All of this becomes a lot easier for them if they happen to know a radiologist who can translate and explain for them. Whether it’s turning medicalese into plain speak or reassuring that a simple cyst is nothing to worry about, the rad has a lot to offer here.
Not everybody has a family/friend rad who can serve this purpose, of course, and so I started wondering if it might be a worthy side gig for some rads...or even a replacement role for instance if a rad was no longer actively reading cases but still wanted to contribute something. In my old blog about this, I considered whether there might be enough demand to make full-time radiology whispering a viable livelihood.
I envisioned a small but comfortable office for folks who wanted to come in for face-to-face consultations. You would want some nice, big monitors to showcase key images, plus a few creature comforts to contrast with the harsh, cold examination rooms people usually think of when contemplating a visit to the doctor. Hourly rates would be clearly indicated. Take as much time as you like with the whisperer. You are paying, not some insurer, so you call the shots!

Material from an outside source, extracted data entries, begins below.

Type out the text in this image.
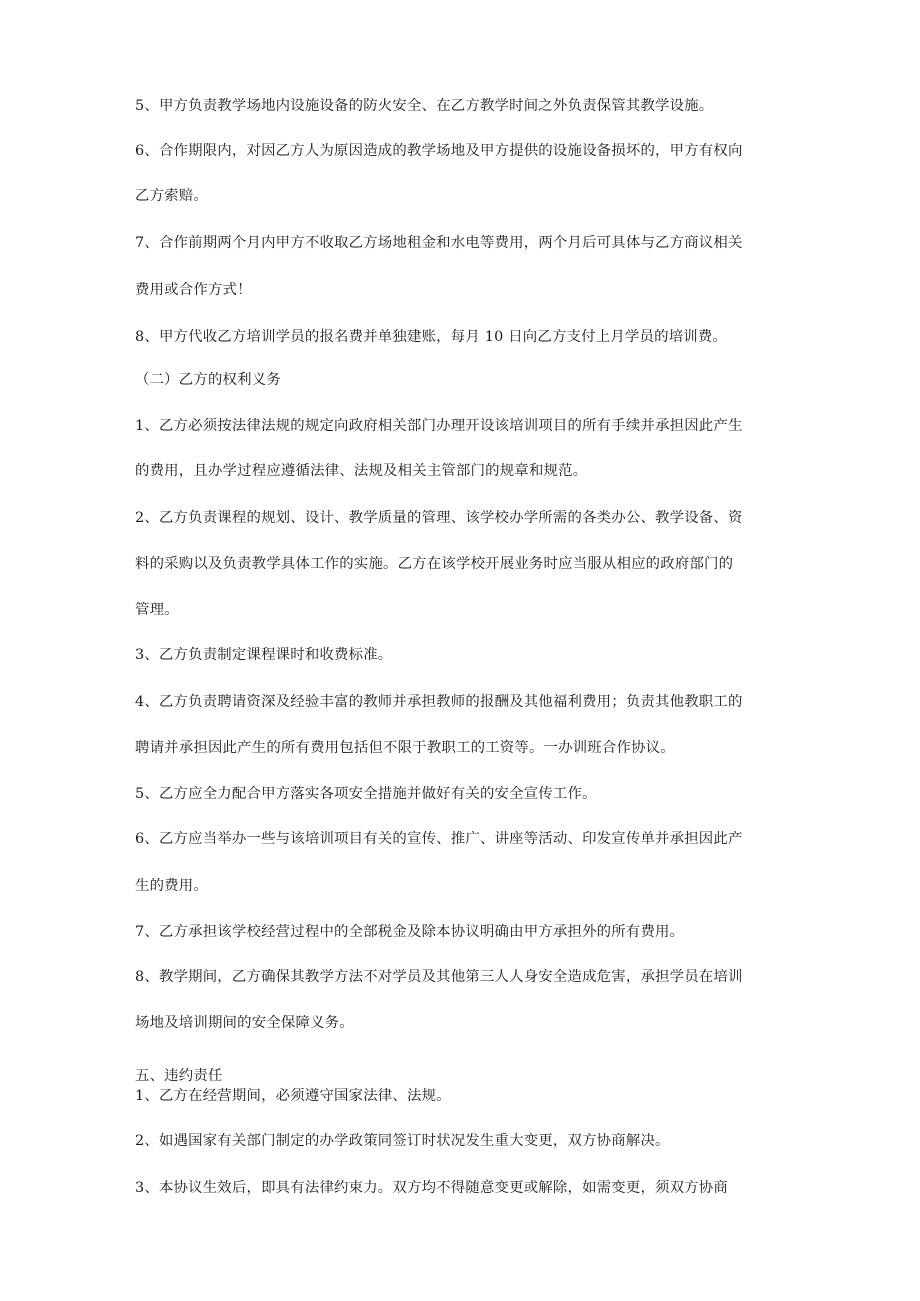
5、甲方负责教学场地内设施设备的防火安全、在乙方教学时间之外负责保管其教学设施。
6、合作期限内，对因乙方人为原因造成的教学场地及甲方提供的设施设备损坏的，甲方有权向
乙方索赔。
7、合作前期两个月内甲方不收取乙方场地租金和水电等费用，两个月后可具体与乙方商议相关
费用或合作方式！
8、甲方代收乙方培训学员的报名费并单独建账，每月 10 日向乙方支付上月学员的培训费。
（二）乙方的权利义务
1、乙方必须按法律法规的规定向政府相关部门办理开设该培训项目的所有手续并承担因此产生
的费用，且办学过程应遵循法律、法规及相关主管部门的规章和规范。
2、乙方负责课程的规划、设计、教学质量的管理、该学校办学所需的各类办公、教学设备、资
料的采购以及负责教学具体工作的实施。乙方在该学校开展业务时应当服从相应的政府部门的
管理。
3、乙方负责制定课程课时和收费标准。
4、乙方负责聘请资深及经验丰富的教师并承担教师的报酬及其他福利费用；负责其他教职工的
聘请并承担因此产生的所有费用包括但不限于教职工的工资等。一办训班合作协议。
5、乙方应全力配合甲方落实各项安全措施并做好有关的安全宣传工作。
6、乙方应当举办一些与该培训项目有关的宣传、推广、讲座等活动、印发宣传单并承担因此产
生的费用。
7、乙方承担该学校经营过程中的全部税金及除本协议明确由甲方承担外的所有费用。
8、教学期间，乙方确保其教学方法不对学员及其他第三人人身安全造成危害，承担学员在培训
场地及培训期间的安全保障义务。
五、违约责任
1、乙方在经营期间，必须遵守国家法律、法规。
2、如遇国家有关部门制定的办学政策同签订时状况发生重大变更，双方协商解决。
3、本协议生效后，即具有法律约束力。双方均不得随意变更或解除，如需变更，须双方协商
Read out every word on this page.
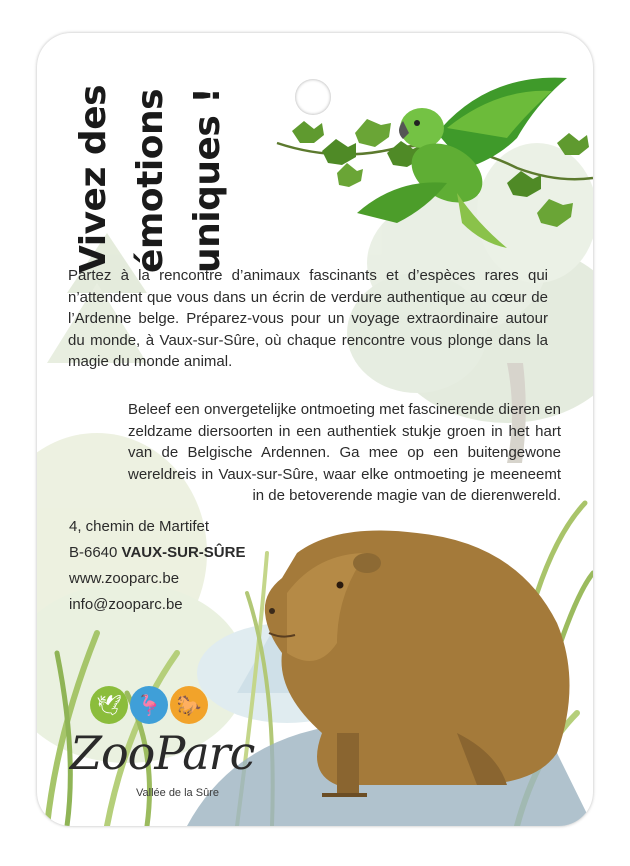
Vivez des émotions uniques !
Partez à la rencontre d’animaux fascinants et d’espèces rares qui n’attendent que vous dans un écrin de verdure authentique au cœur de l’Ardenne belge. Préparez-vous pour un voyage extraordinaire autour du monde, à Vaux-sur-Sûre, où chaque rencontre vous plonge dans la magie du monde animal.
Beleef een onvergetelijke ontmoeting met fascinerende dieren en zeldzame diersoorten in een authentiek stukje groen in het hart van de Belgische Ardennen. Ga mee op een buitengewone wereldreis in Vaux-sur-Sûre, waar elke ontmoeting je meeneemt in de betoverende magie van de dierenwereld.
4, chemin de Martifet
B-6640 VAUX-SUR-SÛRE
www.zooparc.be
info@zooparc.be
🕊 🦩 🐎
ZooParc
Vallée de la Sûre
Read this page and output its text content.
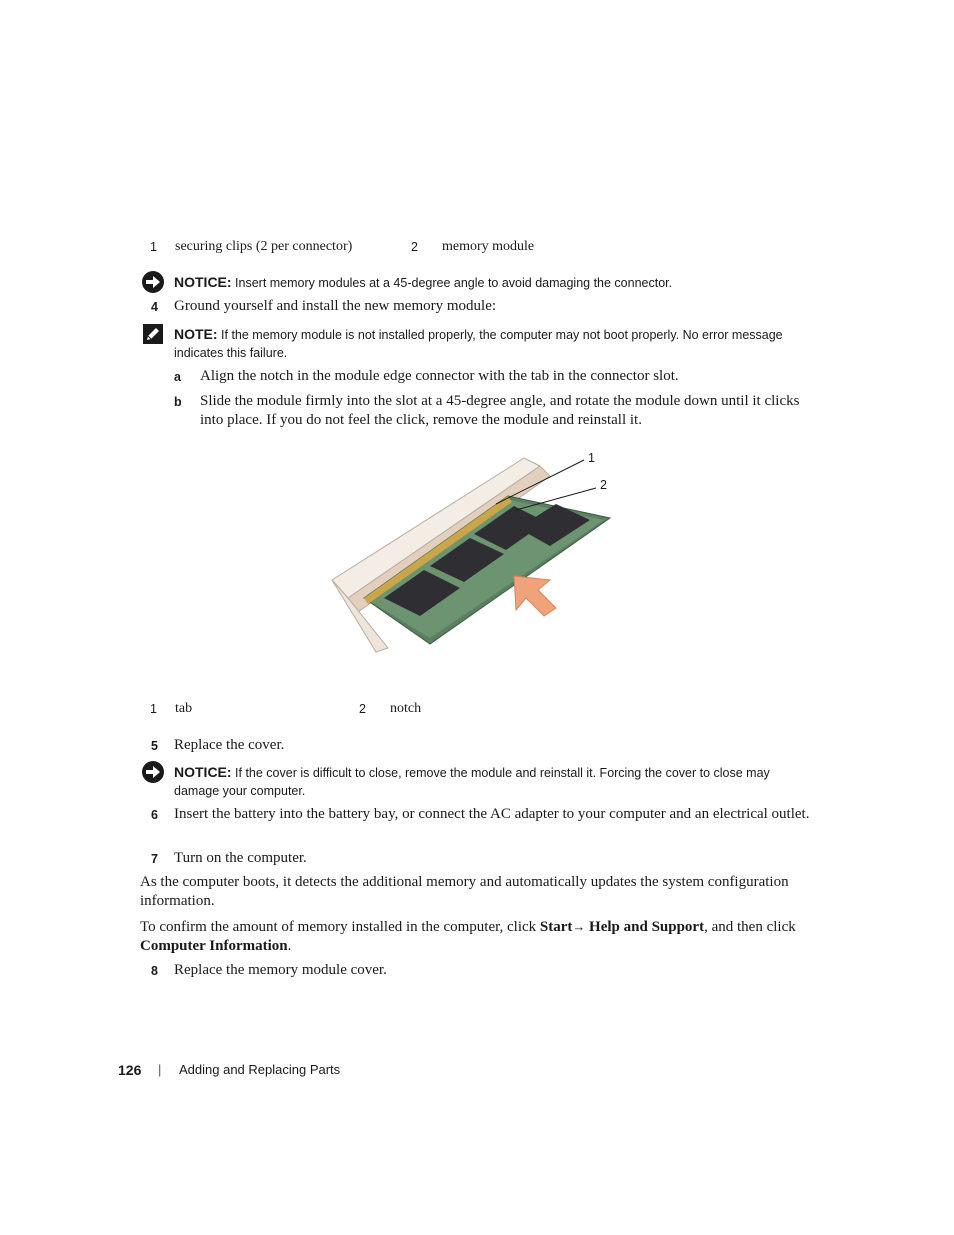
1 securing clips (2 per connector)	2 memory module
NOTICE: Insert memory modules at a 45-degree angle to avoid damaging the connector.
4 Ground yourself and install the new memory module:
NOTE: If the memory module is not installed properly, the computer may not boot properly. No error message indicates this failure.
a Align the notch in the module edge connector with the tab in the connector slot.
b Slide the module firmly into the slot at a 45-degree angle, and rotate the module down until it clicks into place. If you do not feel the click, remove the module and reinstall it.
1
2
1 tab	2 notch
5 Replace the cover.
NOTICE: If the cover is difficult to close, remove the module and reinstall it. Forcing the cover to close may damage your computer.
6 Insert the battery into the battery bay, or connect the AC adapter to your computer and an electrical outlet.
7 Turn on the computer.
As the computer boots, it detects the additional memory and automatically updates the system configuration information.
To confirm the amount of memory installed in the computer, click Start→ Help and Support, and then click Computer Information.
8 Replace the memory module cover.
126 | Adding and Replacing Parts
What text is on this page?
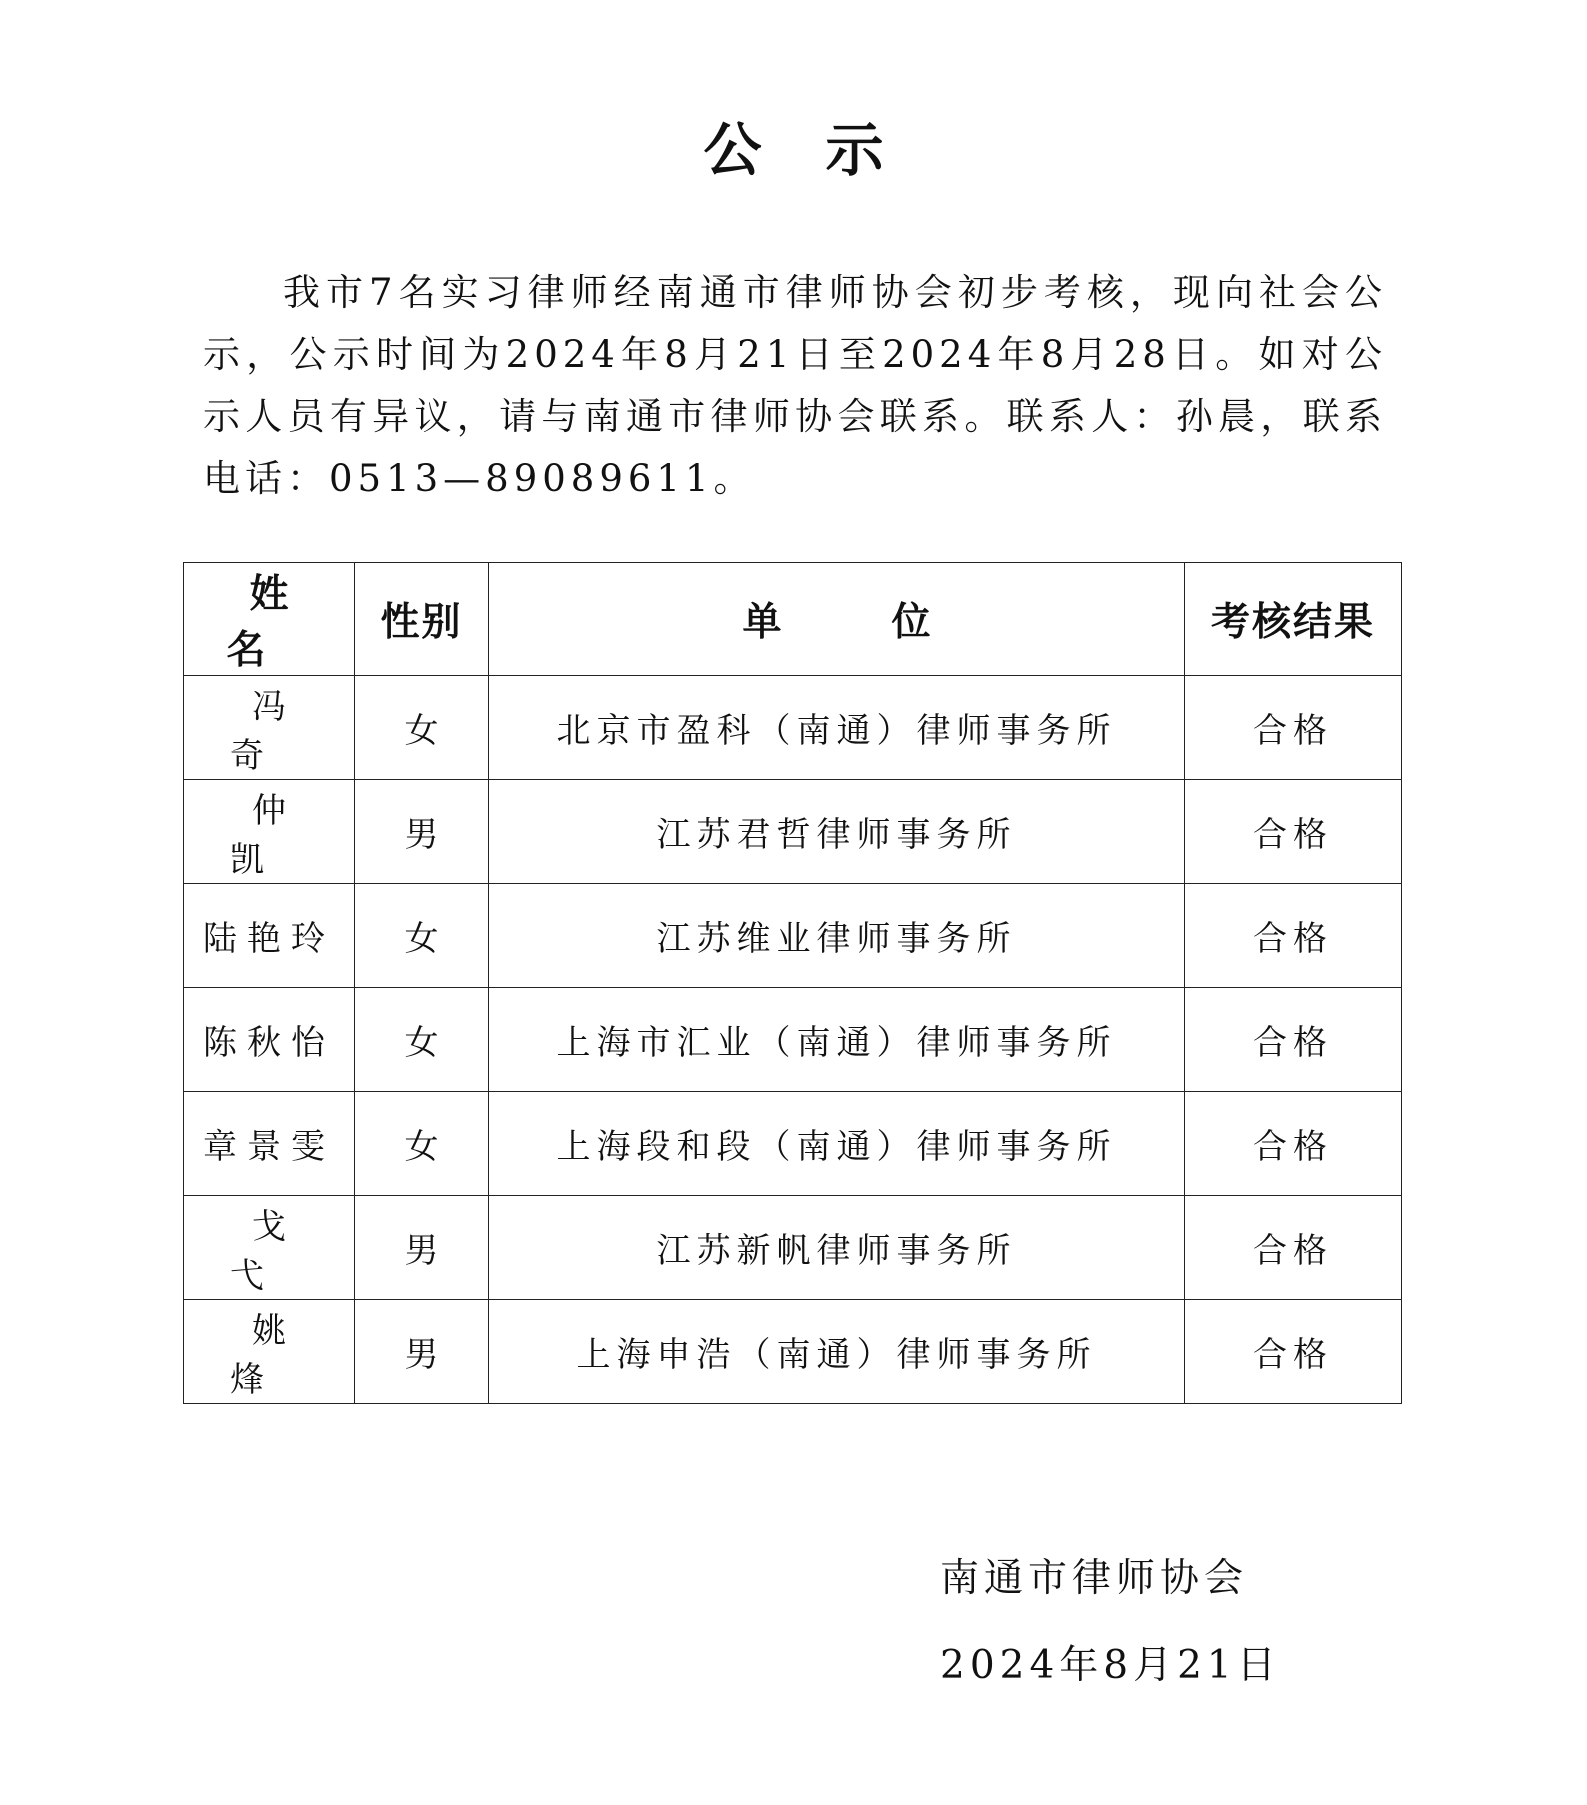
公示

我市7名实习律师经南通市律师协会初步考核，现向社会公示，公示时间为2024年8月21日至2024年8月28日。如对公示人员有异议，请与南通市律师协会联系。联系人：孙晨，联系电话：0513—89089611。

姓名	性别	单位	考核结果
冯奇	女	北京市盈科（南通）律师事务所	合格
仲凯	男	江苏君哲律师事务所	合格
陆艳玲	女	江苏维业律师事务所	合格
陈秋怡	女	上海市汇业（南通）律师事务所	合格
章景雯	女	上海段和段（南通）律师事务所	合格
戈弋	男	江苏新帆律师事务所	合格
姚烽	男	上海申浩（南通）律师事务所	合格
南通市律师协会
2024年8月21日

Turning this into a full-on concierge practice would take a lot of fine-tuning because until one established a strong reputation, there might not be too many people knocking at the door. Advertising online and allowing for virtual consultations would help, but creating some other revenue streams would surely help one stay afloat. Maybe open the door to patients or even clinicians bringing imaging studies for second opinions.
Has anything changed in the past decade or two that could make concierge radiology more of a possibility than it was before? I couldn’t think of anything and maybe nothing has. If and when it does, however, whoever is sufficiently watchful for it and enterprising enough to move on his or her own observations will be in a very good place.